Noël Coward’s classic comedy work, Blithe Spirit, finds new life in its ghoulishly funny tale of why tampering with the spirit world isn’t always a great idea, and audiences are in for plenty of light-hearted fun with this one.
A spiritualist medium holds a seance for a writer suffering from writer’s block but accidentally summons the spirit of his deceased first wife, which leads to an increasingly complex love triangle with his current wife of five years.
Regarded as one of the most flamboyant and wittiest writers of all time, Noël Coward was a writer who always guaranteed delivery of original content, and his ghoulish comedy, Blithe Spirit, is continuously marked out as one of his most original works ever produced. Now the aforementioned play makes its way to the big screen for a second outing and director Edward Hall has plenty of fun with its satirical comedy of an aloof writer and the women, both real and passed over, who occupy his life. From start to finish. Blithe Spirit is nothing short of fun, and for those who are unfamiliar with the story, this one delivers plenty of surprises and some very unexpected turns that keep you engaged the whole way through.
Starring at the centre of Blithe Spirit is renowned British actor Dan Stevens as the film’s protagonist Charles Condomine, a thoroughly neurotic, hack writer who is desperately looking for a hit and who just can’t move on from the passing of his first wife Elvira. But when her spirit returns, things soon get interesting for Charles, and Stevens runs away with his performance on this one. As with all the performers in this film, Stevens has a ball with the part, and he really lets himself go as this extremely uptight character who has a rendevous with the spirit world. It’s a great part for him to play and there’s plenty to enjoy from his performance.
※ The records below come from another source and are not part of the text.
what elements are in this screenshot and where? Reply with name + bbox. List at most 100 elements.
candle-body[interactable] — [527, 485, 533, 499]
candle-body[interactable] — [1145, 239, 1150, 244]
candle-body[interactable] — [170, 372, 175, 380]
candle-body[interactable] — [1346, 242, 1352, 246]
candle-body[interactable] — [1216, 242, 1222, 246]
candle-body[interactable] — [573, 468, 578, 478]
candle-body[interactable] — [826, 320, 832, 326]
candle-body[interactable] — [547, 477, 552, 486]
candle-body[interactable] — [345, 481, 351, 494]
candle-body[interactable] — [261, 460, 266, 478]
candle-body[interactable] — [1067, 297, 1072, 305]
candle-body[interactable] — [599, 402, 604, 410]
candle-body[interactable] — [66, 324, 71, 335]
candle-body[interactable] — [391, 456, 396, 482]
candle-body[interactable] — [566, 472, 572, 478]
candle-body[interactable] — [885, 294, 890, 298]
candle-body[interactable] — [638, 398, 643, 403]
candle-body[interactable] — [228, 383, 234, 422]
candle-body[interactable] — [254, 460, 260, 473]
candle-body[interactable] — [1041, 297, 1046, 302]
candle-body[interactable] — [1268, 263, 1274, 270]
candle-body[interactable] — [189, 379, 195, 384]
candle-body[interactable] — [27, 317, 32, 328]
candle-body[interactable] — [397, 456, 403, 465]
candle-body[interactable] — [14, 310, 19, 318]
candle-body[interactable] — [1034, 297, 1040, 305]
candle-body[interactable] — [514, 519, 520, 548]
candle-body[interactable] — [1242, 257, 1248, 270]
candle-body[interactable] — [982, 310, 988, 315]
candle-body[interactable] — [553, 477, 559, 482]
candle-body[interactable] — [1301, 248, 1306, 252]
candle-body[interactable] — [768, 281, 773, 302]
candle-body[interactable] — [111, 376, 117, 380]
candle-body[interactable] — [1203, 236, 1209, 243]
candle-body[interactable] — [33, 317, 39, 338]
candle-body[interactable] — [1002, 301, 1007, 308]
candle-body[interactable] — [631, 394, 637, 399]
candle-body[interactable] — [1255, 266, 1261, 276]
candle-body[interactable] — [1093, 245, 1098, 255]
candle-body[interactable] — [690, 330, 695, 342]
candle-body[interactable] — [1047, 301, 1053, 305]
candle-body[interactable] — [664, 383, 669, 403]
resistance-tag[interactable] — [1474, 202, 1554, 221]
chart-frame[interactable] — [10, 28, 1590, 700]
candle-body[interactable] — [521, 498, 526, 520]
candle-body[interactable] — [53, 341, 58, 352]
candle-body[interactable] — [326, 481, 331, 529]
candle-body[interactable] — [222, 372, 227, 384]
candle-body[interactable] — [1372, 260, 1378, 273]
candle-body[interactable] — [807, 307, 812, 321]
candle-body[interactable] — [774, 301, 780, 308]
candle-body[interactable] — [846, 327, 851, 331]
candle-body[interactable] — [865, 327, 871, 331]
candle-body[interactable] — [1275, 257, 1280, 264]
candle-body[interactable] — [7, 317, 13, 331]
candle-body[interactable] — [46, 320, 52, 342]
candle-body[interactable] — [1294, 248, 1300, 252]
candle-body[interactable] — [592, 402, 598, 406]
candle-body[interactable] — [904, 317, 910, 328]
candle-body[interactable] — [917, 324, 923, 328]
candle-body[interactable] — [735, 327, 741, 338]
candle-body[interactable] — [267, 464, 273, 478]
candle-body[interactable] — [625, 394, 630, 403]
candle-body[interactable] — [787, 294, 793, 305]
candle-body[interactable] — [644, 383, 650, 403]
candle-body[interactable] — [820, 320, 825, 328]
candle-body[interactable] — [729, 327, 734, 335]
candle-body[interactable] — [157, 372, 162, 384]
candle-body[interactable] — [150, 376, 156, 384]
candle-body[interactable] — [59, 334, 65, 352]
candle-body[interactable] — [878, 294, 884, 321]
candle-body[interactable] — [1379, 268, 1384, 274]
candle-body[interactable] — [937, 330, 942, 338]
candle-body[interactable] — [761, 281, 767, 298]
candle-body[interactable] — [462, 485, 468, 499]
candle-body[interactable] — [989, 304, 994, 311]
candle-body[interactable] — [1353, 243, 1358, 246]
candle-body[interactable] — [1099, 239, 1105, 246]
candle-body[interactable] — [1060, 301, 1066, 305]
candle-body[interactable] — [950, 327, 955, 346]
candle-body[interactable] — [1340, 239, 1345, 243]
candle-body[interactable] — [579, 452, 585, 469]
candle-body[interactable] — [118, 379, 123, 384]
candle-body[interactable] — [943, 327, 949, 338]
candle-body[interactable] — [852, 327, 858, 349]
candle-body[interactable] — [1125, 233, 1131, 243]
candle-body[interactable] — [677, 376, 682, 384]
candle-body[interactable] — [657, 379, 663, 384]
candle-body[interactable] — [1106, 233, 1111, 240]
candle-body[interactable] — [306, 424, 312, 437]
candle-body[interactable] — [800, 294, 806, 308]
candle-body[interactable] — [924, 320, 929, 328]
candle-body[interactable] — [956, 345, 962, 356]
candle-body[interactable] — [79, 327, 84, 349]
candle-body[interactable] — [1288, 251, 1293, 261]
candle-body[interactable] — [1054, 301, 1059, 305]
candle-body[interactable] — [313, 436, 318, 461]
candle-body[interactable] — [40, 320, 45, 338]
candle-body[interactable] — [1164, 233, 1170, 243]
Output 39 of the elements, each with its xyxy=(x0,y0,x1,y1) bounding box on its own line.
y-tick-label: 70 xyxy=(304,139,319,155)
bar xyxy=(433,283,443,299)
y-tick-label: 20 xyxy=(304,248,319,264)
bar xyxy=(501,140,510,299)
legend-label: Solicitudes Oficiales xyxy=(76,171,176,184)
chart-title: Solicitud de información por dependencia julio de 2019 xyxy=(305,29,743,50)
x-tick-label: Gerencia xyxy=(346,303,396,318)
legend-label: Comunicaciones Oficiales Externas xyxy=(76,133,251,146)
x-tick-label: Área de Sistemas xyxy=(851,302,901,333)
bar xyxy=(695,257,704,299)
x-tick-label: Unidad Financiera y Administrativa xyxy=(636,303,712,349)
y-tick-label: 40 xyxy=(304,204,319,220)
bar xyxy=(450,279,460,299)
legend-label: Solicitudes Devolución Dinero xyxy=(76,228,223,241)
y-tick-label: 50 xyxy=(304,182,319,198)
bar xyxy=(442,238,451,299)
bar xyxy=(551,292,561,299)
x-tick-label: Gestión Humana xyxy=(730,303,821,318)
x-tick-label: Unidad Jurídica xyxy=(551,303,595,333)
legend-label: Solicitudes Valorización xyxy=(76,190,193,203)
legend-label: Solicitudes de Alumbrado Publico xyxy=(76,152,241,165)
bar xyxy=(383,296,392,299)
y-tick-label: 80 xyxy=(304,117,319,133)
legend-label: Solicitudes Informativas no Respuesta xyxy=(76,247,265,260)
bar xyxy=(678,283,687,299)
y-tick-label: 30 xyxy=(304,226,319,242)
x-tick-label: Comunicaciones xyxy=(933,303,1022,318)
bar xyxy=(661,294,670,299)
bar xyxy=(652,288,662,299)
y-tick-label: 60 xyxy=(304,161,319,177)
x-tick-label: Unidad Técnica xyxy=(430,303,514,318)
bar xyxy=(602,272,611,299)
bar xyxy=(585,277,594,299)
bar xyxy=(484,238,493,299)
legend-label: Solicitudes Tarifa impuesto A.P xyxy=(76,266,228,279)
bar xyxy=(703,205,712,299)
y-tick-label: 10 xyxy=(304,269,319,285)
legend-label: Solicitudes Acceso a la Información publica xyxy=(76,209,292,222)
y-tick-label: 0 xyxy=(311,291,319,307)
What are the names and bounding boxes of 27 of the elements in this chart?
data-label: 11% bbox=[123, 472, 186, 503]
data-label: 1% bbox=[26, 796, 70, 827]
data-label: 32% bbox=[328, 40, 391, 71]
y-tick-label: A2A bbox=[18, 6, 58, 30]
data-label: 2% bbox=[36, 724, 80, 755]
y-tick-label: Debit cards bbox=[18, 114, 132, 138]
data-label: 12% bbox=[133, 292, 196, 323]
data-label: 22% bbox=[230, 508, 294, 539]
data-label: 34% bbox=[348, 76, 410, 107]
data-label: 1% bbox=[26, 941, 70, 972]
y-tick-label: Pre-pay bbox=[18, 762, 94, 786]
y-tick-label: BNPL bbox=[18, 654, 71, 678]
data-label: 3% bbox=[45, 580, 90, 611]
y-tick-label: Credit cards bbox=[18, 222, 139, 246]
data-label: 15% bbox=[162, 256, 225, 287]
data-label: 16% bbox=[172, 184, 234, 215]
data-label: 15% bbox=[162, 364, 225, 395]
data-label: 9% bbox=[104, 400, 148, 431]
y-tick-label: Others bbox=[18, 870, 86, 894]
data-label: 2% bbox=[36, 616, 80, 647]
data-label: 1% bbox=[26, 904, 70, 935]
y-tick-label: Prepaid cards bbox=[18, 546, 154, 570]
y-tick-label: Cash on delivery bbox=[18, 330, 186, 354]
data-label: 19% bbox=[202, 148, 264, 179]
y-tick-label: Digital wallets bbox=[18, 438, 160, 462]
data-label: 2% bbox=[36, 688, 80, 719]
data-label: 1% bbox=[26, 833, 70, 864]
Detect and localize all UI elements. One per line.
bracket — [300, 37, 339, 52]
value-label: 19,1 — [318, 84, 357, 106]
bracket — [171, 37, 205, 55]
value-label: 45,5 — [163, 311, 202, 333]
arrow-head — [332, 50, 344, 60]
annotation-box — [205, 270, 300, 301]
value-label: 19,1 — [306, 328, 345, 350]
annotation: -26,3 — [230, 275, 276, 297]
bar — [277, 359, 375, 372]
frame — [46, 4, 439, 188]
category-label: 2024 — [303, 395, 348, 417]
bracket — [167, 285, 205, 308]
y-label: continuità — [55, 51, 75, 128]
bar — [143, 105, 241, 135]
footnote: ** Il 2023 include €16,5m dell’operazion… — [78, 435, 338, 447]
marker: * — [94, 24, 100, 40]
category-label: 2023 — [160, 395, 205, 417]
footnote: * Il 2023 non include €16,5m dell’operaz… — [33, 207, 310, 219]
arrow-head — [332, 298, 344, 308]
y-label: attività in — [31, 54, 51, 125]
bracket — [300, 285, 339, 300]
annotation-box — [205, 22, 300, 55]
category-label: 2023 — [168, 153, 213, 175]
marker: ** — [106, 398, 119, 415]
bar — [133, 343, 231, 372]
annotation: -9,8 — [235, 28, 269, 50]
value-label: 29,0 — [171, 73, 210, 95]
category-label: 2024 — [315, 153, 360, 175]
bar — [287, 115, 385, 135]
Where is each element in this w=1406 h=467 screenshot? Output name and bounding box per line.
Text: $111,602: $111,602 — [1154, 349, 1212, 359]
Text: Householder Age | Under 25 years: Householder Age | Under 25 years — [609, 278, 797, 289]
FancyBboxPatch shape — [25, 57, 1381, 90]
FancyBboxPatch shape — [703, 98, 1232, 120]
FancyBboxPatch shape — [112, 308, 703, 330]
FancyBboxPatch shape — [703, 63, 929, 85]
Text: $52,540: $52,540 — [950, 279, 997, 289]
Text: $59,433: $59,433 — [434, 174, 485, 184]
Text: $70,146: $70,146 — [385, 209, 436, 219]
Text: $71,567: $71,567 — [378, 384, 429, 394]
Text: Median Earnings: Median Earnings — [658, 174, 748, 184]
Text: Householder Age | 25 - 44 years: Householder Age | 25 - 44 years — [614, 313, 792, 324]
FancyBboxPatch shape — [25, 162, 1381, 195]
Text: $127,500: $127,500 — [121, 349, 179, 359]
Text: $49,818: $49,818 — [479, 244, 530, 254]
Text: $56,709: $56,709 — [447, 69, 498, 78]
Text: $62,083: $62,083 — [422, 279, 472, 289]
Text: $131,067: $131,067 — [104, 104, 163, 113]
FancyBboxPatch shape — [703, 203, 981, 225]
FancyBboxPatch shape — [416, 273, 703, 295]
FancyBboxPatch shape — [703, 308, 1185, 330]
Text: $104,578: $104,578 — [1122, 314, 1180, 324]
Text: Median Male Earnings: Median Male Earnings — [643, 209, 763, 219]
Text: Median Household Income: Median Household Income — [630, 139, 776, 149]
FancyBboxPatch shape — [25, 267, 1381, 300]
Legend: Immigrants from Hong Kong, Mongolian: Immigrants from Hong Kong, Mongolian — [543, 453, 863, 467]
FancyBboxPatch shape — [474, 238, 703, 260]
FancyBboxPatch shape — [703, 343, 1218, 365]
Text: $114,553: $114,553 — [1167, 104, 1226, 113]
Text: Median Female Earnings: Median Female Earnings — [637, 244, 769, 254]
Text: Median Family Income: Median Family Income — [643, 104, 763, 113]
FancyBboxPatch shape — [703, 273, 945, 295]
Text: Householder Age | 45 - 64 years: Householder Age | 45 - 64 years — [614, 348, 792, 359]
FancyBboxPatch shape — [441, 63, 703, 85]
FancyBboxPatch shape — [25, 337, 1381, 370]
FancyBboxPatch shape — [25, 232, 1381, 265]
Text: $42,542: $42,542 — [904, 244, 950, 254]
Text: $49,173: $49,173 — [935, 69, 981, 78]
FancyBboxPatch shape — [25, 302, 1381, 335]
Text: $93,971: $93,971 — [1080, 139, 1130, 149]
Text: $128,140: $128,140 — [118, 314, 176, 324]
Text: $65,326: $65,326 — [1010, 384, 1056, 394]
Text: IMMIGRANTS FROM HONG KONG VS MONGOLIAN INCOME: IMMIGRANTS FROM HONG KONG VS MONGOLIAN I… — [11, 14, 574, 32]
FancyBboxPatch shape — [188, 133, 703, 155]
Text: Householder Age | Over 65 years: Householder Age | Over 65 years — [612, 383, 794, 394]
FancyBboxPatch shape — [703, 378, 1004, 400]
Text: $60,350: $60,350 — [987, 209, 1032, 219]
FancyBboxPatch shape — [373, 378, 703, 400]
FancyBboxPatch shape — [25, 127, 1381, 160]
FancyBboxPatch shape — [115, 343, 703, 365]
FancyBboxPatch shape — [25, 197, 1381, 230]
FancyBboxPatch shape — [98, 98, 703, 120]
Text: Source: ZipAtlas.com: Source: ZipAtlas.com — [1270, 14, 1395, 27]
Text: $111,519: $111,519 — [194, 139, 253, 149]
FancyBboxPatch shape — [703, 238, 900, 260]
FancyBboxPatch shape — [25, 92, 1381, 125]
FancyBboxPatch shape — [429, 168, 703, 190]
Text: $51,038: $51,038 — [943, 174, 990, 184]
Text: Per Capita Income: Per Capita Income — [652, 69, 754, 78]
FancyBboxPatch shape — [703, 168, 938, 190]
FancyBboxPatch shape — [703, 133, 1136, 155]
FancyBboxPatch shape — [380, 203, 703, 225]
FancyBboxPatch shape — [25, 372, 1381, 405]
Cast in the role of Charles’ formally deceased wife Elvira is Leslie Mann, and Mann lets herself go with this performance. Frequently cast as a ‘know it all’ wife or mother, Elvira is as far removed these types of characters as possible in Blithe Spirit. It also helps the narrative, and Mann’s performance, that Elvira has a bit of an axe to grind with Charles and their relationship is ‘complicated’ to say the least. Mann has nothing but fun with the part and as an audience member, it’s very fun to watch her cut loose as this bad girl who is out for a good time.
Standing next to Stevens’ Charles, and incomplete opposite to Mann’s Elvira is Isla Fisher as Charles new wife Ruth. And this is something completely different from Fisher. Normally known for portraying loud and sassy characters, Ruth is a completely pretentious and proper character who is none too pleased with her husband’s lack of interest and effort. And she’s even less pleased with the return of Elvira’s crazed spirit. But while you think she might be one type of person, she’s actually a completely sincere and affectionate character and Fisher’s performance endears her even more to audiences because of this. The character of Ruth is a great point of difference for Fisher and she really is something special in Blithe Spirit.
Visually, Blithe Spirit is an incredible feast to look upon thanks to its beautiful Art Nouveau/Art Deco setting, and the film’s lusciously grand setting, stage direction, costuming and hair and make-up pulls you in deeper to its narrative. Productions set during the Roaring Twenties are always fun to look upon, and Blithe Spirit definitely falls into this category with its lavish visuals which add to the glamour and decadence of the narrative.
Audiences seeking a bit of haughty fun will fall in love with Blithe Spirit for its originality, characters and production. It’s a film that does the great Noël Coward proud and I can guarantee that this is a great night out in cinemas!